Loving the Unlovable

WE sat on the porch together on a warm spring evening and talked about school. ``I just can't like him, Dad,'' my son said. ``He punches, he kicks, he's always banging into my desk.''

I must admit, the picture reminded me of a hundred kids I had known as a boy. I knew, though, that something positive and redeemable about this boy awaited discovery. Yet I hesitated to urge my son to ``like'' someone just because it was something he ``ought'' to do. Then I thought of something that seemed to get at the heart of the matter. ``You can love who God loves,'' I said after a brief silence. ``God loves him, and you can understand why it is that God loves him.''

At other times my son might have argued a bit. But this time he didn't. ``Yes,'' he repeated quietly, ``God loves him, and I can love who God loves.''

I don't know all the details of exactly how my son worked things out with this boy, but I do know that there were no more fights the rest of the school year.

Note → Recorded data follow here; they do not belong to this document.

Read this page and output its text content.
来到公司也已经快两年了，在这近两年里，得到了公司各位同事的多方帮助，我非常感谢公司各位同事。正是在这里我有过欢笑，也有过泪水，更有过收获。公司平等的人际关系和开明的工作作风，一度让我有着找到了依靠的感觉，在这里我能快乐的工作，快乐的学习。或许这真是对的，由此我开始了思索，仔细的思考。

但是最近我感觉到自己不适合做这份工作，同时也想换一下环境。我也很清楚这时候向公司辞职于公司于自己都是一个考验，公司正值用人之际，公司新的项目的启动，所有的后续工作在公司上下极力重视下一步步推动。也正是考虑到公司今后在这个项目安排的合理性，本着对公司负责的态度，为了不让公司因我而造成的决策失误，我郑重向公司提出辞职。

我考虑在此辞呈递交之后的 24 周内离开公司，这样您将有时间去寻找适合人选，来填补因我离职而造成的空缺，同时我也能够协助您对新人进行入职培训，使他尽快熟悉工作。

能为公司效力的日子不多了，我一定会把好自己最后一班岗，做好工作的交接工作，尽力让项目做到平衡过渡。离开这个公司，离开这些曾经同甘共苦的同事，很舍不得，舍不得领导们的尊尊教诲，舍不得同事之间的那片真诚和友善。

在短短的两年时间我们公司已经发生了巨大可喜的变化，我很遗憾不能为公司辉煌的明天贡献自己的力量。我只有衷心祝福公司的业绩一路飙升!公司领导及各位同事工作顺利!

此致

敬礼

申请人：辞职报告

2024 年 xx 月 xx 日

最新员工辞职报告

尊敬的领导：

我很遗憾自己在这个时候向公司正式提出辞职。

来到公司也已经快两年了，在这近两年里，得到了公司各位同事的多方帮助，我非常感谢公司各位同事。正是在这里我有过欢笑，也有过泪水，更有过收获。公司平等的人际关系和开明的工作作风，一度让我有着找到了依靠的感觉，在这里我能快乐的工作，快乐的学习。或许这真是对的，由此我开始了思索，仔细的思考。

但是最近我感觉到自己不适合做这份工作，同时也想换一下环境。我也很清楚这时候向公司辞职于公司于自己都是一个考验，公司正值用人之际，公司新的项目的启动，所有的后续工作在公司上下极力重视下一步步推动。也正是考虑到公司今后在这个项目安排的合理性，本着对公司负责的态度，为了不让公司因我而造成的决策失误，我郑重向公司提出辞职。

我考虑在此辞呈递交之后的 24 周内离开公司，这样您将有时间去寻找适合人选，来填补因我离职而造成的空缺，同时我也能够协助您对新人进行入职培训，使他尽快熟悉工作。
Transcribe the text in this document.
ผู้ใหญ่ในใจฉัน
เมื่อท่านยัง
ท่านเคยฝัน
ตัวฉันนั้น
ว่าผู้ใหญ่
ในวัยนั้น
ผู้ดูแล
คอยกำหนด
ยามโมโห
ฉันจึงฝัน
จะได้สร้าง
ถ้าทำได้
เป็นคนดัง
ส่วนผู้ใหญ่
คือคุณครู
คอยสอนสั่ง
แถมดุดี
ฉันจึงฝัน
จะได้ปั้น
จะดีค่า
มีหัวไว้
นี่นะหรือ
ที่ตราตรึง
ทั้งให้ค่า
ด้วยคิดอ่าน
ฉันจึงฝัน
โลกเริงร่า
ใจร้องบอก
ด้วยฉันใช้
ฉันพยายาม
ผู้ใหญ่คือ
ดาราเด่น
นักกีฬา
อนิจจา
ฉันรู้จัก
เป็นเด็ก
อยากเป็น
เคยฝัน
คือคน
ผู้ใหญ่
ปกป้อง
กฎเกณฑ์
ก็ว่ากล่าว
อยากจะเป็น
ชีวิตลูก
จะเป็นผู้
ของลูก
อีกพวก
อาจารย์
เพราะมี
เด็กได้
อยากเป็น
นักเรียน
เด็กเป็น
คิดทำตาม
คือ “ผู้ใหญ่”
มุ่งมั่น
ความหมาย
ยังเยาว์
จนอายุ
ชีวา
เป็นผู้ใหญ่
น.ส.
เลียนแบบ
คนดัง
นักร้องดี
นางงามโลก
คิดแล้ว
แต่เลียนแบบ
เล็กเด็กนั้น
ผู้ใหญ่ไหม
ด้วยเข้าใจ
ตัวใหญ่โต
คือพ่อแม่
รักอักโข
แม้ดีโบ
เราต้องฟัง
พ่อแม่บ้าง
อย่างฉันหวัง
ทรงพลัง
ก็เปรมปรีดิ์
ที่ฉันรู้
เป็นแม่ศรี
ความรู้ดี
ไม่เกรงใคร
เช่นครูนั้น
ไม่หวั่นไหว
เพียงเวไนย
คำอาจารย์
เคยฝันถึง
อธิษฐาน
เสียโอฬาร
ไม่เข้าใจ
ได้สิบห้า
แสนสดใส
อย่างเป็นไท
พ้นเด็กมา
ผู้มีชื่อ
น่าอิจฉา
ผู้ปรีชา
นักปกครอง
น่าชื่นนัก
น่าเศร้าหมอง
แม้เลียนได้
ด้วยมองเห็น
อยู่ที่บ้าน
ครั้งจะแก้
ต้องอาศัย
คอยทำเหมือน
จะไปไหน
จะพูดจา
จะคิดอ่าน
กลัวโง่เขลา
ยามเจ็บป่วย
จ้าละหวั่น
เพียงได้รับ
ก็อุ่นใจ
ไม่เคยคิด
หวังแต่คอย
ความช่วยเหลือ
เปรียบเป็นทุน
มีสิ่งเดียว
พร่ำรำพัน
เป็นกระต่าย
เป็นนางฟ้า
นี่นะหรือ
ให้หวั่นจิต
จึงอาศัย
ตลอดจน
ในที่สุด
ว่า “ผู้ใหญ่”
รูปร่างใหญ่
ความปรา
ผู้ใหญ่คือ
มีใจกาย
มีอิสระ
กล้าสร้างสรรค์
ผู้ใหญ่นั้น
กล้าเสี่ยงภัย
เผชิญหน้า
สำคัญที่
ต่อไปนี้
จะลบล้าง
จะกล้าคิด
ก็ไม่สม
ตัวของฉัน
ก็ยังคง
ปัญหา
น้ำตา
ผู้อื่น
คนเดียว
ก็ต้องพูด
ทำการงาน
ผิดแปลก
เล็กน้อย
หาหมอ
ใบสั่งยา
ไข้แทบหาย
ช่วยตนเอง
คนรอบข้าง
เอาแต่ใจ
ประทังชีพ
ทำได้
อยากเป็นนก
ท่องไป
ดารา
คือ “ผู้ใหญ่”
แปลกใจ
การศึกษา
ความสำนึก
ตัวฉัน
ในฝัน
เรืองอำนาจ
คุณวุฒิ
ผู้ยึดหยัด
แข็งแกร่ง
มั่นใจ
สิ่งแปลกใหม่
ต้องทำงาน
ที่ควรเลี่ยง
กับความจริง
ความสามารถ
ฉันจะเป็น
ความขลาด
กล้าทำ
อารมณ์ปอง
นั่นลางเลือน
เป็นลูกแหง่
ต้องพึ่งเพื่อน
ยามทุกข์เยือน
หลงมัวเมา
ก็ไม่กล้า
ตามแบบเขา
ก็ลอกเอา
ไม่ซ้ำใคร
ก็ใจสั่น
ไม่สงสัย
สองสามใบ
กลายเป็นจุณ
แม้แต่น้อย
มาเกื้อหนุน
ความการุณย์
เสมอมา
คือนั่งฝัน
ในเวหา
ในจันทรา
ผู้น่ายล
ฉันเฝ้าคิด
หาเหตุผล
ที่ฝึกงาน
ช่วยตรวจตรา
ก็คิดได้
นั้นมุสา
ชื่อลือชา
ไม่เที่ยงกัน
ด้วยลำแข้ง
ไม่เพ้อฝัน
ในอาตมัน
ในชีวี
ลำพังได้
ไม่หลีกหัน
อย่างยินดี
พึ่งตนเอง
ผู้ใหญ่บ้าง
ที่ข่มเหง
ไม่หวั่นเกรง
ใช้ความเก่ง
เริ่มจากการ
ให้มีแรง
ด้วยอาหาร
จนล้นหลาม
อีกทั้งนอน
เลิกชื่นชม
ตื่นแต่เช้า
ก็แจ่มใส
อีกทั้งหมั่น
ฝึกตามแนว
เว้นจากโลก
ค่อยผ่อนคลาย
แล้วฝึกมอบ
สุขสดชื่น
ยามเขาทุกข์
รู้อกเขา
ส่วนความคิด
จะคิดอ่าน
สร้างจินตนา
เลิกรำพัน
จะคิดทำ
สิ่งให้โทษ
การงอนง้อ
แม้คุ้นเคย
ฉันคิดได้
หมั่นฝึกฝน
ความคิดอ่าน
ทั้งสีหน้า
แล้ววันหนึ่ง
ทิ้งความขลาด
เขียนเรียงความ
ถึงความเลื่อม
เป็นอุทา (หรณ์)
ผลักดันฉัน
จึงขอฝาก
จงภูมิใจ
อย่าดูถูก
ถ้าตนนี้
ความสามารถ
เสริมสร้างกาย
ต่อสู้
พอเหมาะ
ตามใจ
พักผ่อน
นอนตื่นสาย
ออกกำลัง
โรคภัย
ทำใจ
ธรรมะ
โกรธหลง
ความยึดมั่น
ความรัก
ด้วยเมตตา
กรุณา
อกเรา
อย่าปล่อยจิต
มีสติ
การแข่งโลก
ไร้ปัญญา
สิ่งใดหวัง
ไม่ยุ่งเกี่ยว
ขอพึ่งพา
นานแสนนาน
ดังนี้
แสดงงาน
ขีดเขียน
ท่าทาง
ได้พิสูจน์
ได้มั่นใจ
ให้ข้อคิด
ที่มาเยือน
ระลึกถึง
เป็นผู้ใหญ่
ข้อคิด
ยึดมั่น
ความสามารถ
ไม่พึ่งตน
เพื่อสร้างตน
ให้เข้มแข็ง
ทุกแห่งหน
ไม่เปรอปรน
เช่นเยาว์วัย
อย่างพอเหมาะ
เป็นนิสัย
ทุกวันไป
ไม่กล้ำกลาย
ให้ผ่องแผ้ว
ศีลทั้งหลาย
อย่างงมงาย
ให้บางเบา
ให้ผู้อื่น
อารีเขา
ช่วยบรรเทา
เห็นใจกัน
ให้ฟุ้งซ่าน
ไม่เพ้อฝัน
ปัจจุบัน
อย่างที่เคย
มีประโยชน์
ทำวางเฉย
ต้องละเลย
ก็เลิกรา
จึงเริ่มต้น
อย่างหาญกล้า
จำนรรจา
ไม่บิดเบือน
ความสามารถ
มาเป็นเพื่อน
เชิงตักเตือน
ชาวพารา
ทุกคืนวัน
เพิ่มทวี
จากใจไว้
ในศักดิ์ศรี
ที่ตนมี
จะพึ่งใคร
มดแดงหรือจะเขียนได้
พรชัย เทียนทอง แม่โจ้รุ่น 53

There are times when it's easy to think ``no one could possibly love him!'' But God doesn't judge by what the world sees. God loves each one in His spiritual creation, fully and without reservation. The Discoverer and Founder of Christian Science, Mary Baker Eddy, writes about the nature of God as divine Love. She says: ``Love is impartial and universal in its adaptation and bestowals. It is the open fount which cries, `Ho, every one that thirsteth, come ye to the waters.'''1

Of course, the man that God creates and loves is not the mortal counterfeit of man that does at times indeed play the stinker! The man of God's creating is spiritual, and this is the only man there truly is. The Bible assures us, ``God is love; and he that dwelleth in love dwelleth in God, and God in him.''2

But what about individuals whose behavior tries to persuade us that some people can think and act just the opposite of the way God has created His children? Do we have to force ourselves into close friendships with them? No, of course not. And it may be wiser not to, in some cases. Behavior that is absorbed in selfish concerns can have a difficult time benefiting from the light of God's love, and it isn't our job to change someone else. Yet we can always know that God loves His creation and understand why.

It might be tempting to think of such love as an abstraction. But it's not. Spiritual love can change things right here and now. I remember vividly how that was proved in my own experience.

During my time as a teacher I had a young man join my class who at first let unruly behavior govern him so much of the time that it seemed impossible for me to love him.

But then I noticed a strength there that was battling against the limitations others felt he had. This glimpse of goodness was enough to turn me to what God knew of him -- only love and untouchable preservation of his spiritual individuality. Soon his behavior in my class changed dramatically. Although he never excelled as a student, he was cooperative and helpful.

Doesn't this point to something important about loving, being loved, and even being lovable? God's love knows nothing of the limitations that we would put on love. His love embraces all. Love flows from God and blesses all.

When we endeavor to discover an individual's spiritual identity, we'll find that we can love what we find. And whether or not we have a close relationship, we'll never think of him or her as unlovable.

1Science and Health with Key to the Scriptures, p. 13. 2I John 4:16.